The Chancellor would, I think, have had no hesitation at all in rising earlier in the Debate if he had really known the purport of the observations I should offer to the House. I do not think the Motion, in the terms in which it appears on the Paper, is one which either the Government will accept or the House of Commons ought to support. I think the hon. Member who put it down has been most unfortunate in framing its terms. He asks the House of Commons to appoint a Select Committee, not to inquire but to accept the conclusions and recommendations of a Committee that sat 20 years ago. He appears to have forgotten that in the intervening period there has been a great War and that that calamitous incident has completely changed the circumstances as they existed 20 years ago. It seems to me little less than absurd to ask the House of Commons to take the recommendations of a Committee 20 years old and apply them without a new inquiry in the changed circumstances of to-day.

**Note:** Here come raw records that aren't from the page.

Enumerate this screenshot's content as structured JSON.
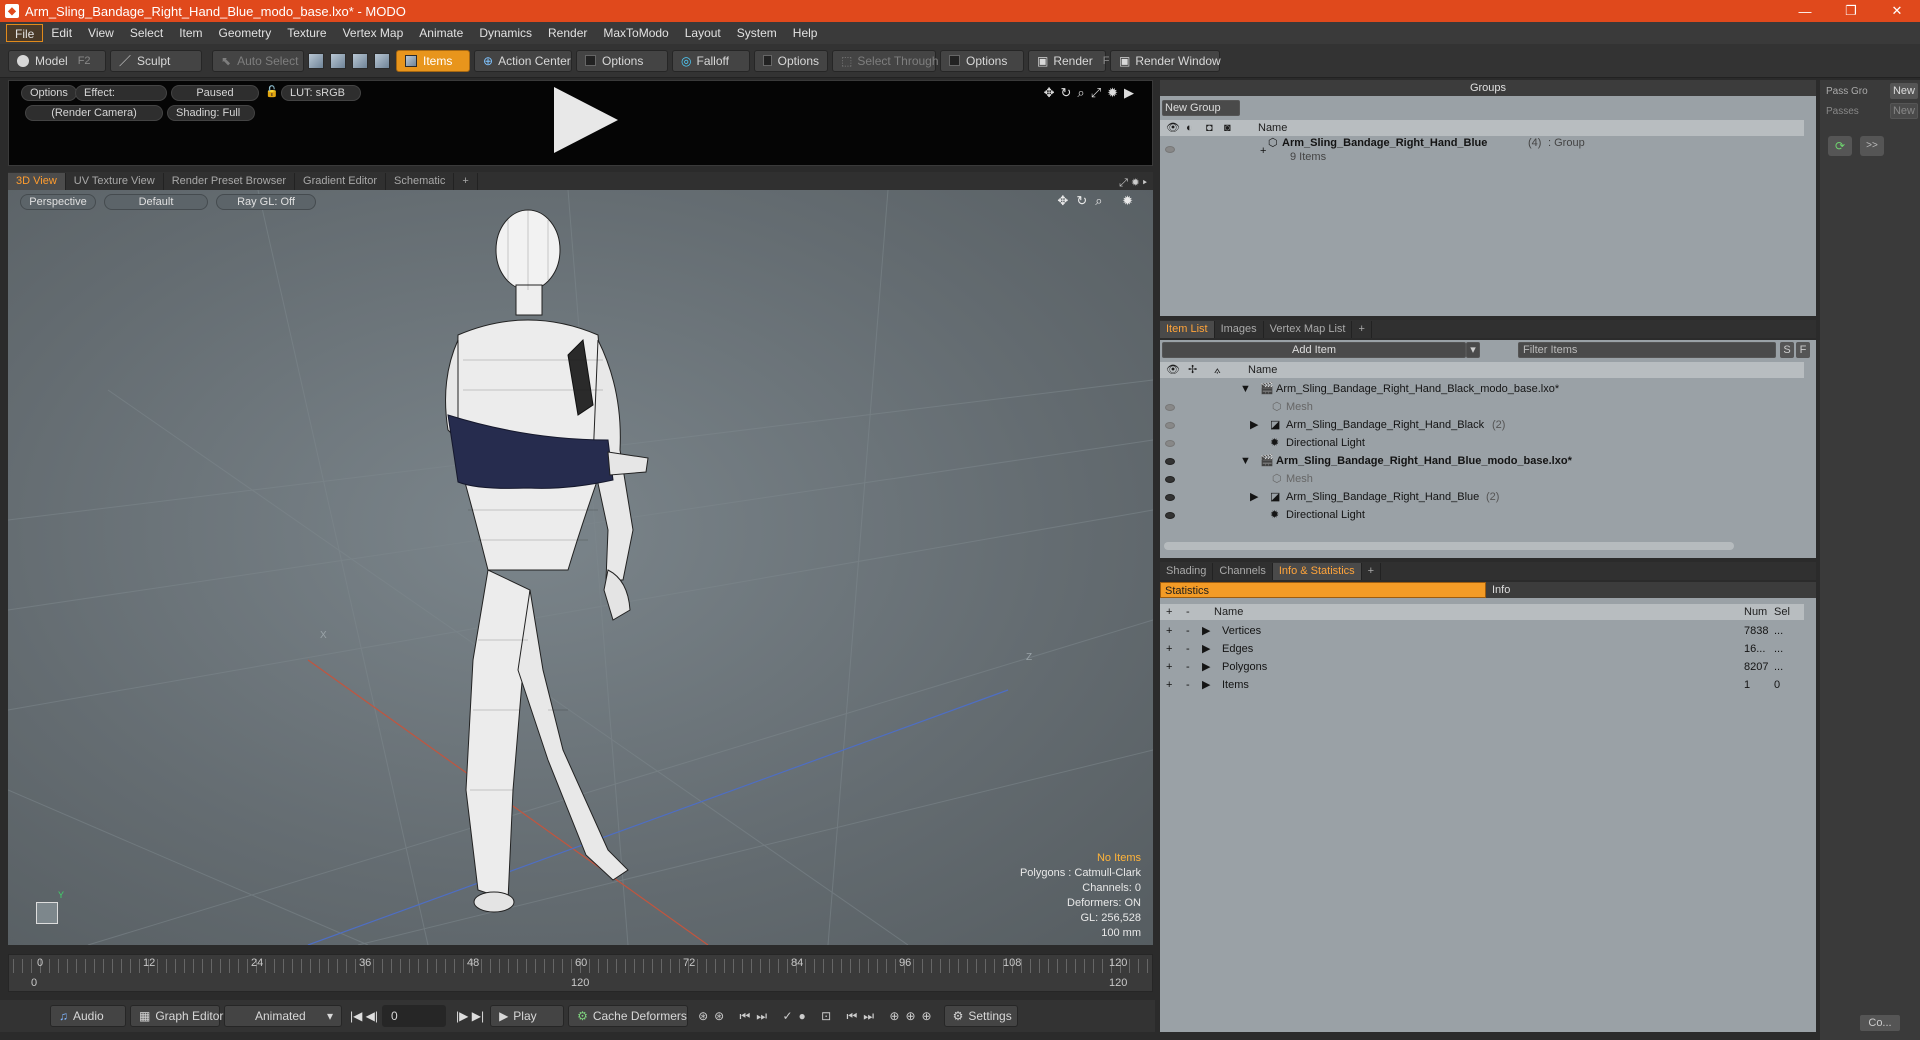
{
  "window": {
    "title": "Arm_Sling_Bandage_Right_Hand_Blue_modo_base.lxo* - MODO",
    "minimize": "—",
    "maximize": "❐",
    "close": "✕"
  },
  "menu": [
    "File",
    "Edit",
    "View",
    "Select",
    "Item",
    "Geometry",
    "Texture",
    "Vertex Map",
    "Animate",
    "Dynamics",
    "Render",
    "MaxToModo",
    "Layout",
    "System",
    "Help"
  ],
  "toolbar": {
    "model": "Model",
    "model_key": "F2",
    "sculpt": "Sculpt",
    "auto_select": "Auto Select",
    "items": "Items",
    "action_center": "Action Center",
    "options1": "Options",
    "falloff": "Falloff",
    "options2": "Options",
    "select_through": "Select Through",
    "options3": "Options",
    "render": "Render",
    "render_key": "F9",
    "render_window": "Render Window"
  },
  "preview": {
    "options": "Options",
    "effect": "Effect: (Shadi...",
    "paused": "Paused",
    "lut": "LUT: sRGB",
    "camera": "(Render Camera)",
    "shading": "Shading: Full"
  },
  "viewport_tabs": [
    "3D View",
    "UV Texture View",
    "Render Preset Browser",
    "Gradient Editor",
    "Schematic",
    "+"
  ],
  "viewport": {
    "perspective": "Perspective",
    "default": "Default",
    "raygl": "Ray GL: Off",
    "axis_x": "X",
    "axis_z": "Z",
    "gizmo_y": "Y",
    "info": {
      "no_items": "No Items",
      "polygons": "Polygons : Catmull-Clark",
      "channels": "Channels: 0",
      "deformers": "Deformers: ON",
      "gl": "GL: 256,528",
      "scale": "100 mm"
    }
  },
  "timeline": {
    "ticks": [
      "0",
      "12",
      "24",
      "36",
      "48",
      "60",
      "72",
      "84",
      "96",
      "108",
      "120"
    ],
    "sub_ticks": [
      "0",
      "120",
      "120"
    ]
  },
  "bottombar": {
    "audio": "Audio",
    "graph_editor": "Graph Editor",
    "animated": "Animated",
    "frame": "0",
    "play": "Play",
    "cache": "Cache Deformers",
    "settings": "Settings"
  },
  "groups": {
    "title": "Groups",
    "new_group": "New Group",
    "name_col": "Name",
    "group_name": "Arm_Sling_Bandage_Right_Hand_Blue",
    "group_count": "(4)",
    "group_type": ": Group",
    "group_items": "9 Items"
  },
  "pass": {
    "pass_label": "Pass Gro",
    "passes_label": "Passes",
    "new1": "New",
    "new2": "New",
    "arrows": ">>"
  },
  "item_list": {
    "tabs": [
      "Item List",
      "Images",
      "Vertex Map List",
      "+"
    ],
    "add_item": "Add Item",
    "filter_placeholder": "Filter Items",
    "s": "S",
    "f": "F",
    "name_col": "Name",
    "rows": [
      {
        "label": "Arm_Sling_Bandage_Right_Hand_Black_modo_base.lxo*",
        "count": ""
      },
      {
        "label": "Mesh",
        "count": ""
      },
      {
        "label": "Arm_Sling_Bandage_Right_Hand_Black",
        "count": "(2)"
      },
      {
        "label": "Directional Light",
        "count": ""
      },
      {
        "label": "Arm_Sling_Bandage_Right_Hand_Blue_modo_base.lxo*",
        "count": ""
      },
      {
        "label": "Mesh",
        "count": ""
      },
      {
        "label": "Arm_Sling_Bandage_Right_Hand_Blue",
        "count": "(2)"
      },
      {
        "label": "Directional Light",
        "count": ""
      }
    ]
  },
  "stats": {
    "tabs": [
      "Shading",
      "Channels",
      "Info & Statistics",
      "+"
    ],
    "stat_tab": "Statistics",
    "info_tab": "Info",
    "cols": {
      "plus": "+",
      "minus": "-",
      "name": "Name",
      "num": "Num",
      "sel": "Sel"
    },
    "rows": [
      {
        "name": "Vertices",
        "num": "7838",
        "sel": "..."
      },
      {
        "name": "Edges",
        "num": "16...",
        "sel": "..."
      },
      {
        "name": "Polygons",
        "num": "8207",
        "sel": "..."
      },
      {
        "name": "Items",
        "num": "1",
        "sel": "0"
      }
    ]
  },
  "strip": {
    "co": "Co..."
  }
}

I am not going to express any views at all on the merits of the question. I have views, but the only thing I want to say is this. The Labour party have, I believe, on more than one occasion raised this question, but we have never raised it in the form in which it is raised in this Motion. All we have asked is that a Committee should be appointed to make a new inquiry into this question, and that is the position we occupy tonight. The Chancellor of the Exchequer said it would be a mockery of the expectations of the people who are interested in this question if a Committee were appointed unless it was the intention of the Government to act upon the recommendations of that Committee. Yes, but on the other hand, if no inquiry is held, this agitation will continue, and I think if we had a Committee appointed, even if its conclusions were adverse to this demand, those who have for more than 30 years been carrying on this agitation would be satisfied, and if we do not grant an inquiry this demand will be continued and it will be raised in the House of Commons year after year. Therefore I ask the Government to agree to the appointment of a Select Committee to inquire into this matter without any of the restrictions that are laid down in the terms of this Motion, and if we vote in support of the Motion we shall do so not because we accept the terms on the Paper, but as an expression of our view that an inquiry into this question ought to be held.
After the right hon. Gentleman's speech, it is hardly to be expected that this House should persist, with his authority against it, in giving expression to the Motion that has been brought forward.